Multiple lawsuits were filed on Aug. 26 in the U.S. International Trade Commission, the U.S. Federal District Courts in Delaware and Texas, and the Regional Courts of Dusseldorf and Mannheim in Germany.
TSMC will defend its tech
TSMC published an official statement regarding the issue on Aug. 27, claiming that the company is in the process of reviewing the complaints. However, TSMC stressed that they are confident that GF’s allegations are baseless. TSMC added that the firm is “disappointed to see a foundry peer resort to meritless lawsuits instead of competing in the marketplace with technology.”
Apple, Google and Nvidia also on the list of defendants
According to a report by Chinese finance news outlet Sina, GF’s allegations included infringement of technology that covers 7 nanometer (nm), 10nm, 16nm and 28nm semiconductor processes.

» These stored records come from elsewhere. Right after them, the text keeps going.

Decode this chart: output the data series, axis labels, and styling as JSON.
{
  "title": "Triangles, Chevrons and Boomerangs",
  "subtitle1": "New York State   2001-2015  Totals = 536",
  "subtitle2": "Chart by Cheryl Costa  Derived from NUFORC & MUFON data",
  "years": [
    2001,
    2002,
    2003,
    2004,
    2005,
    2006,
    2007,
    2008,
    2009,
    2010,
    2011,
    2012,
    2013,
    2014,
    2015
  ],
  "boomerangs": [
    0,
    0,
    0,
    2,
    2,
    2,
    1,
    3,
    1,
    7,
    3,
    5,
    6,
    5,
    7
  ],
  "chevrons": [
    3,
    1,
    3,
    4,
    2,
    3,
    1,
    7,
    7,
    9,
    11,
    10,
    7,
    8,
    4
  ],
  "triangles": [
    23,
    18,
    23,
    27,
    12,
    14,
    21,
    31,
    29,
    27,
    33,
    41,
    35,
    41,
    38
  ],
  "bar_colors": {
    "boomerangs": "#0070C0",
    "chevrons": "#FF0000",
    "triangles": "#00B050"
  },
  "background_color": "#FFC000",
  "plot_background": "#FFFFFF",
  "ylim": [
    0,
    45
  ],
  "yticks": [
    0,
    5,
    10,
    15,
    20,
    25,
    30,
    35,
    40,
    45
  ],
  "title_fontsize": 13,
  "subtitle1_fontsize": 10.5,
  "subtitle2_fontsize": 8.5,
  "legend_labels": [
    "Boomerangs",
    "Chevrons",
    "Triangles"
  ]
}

Citing a report by China-based tech blog DeepTech Deep Technology, Sina reports that apart from TSMC, Apple and Nvidia, as well as six chip design manufacturers and ten consumer product suppliers such as Google, ASUS and Lenovo have joined the list of defendants.
In July, Bitmain reportedly confirmed its urgent order for wafers from TSMC, claiming that it will receive 30,000 7nm wafers from the company.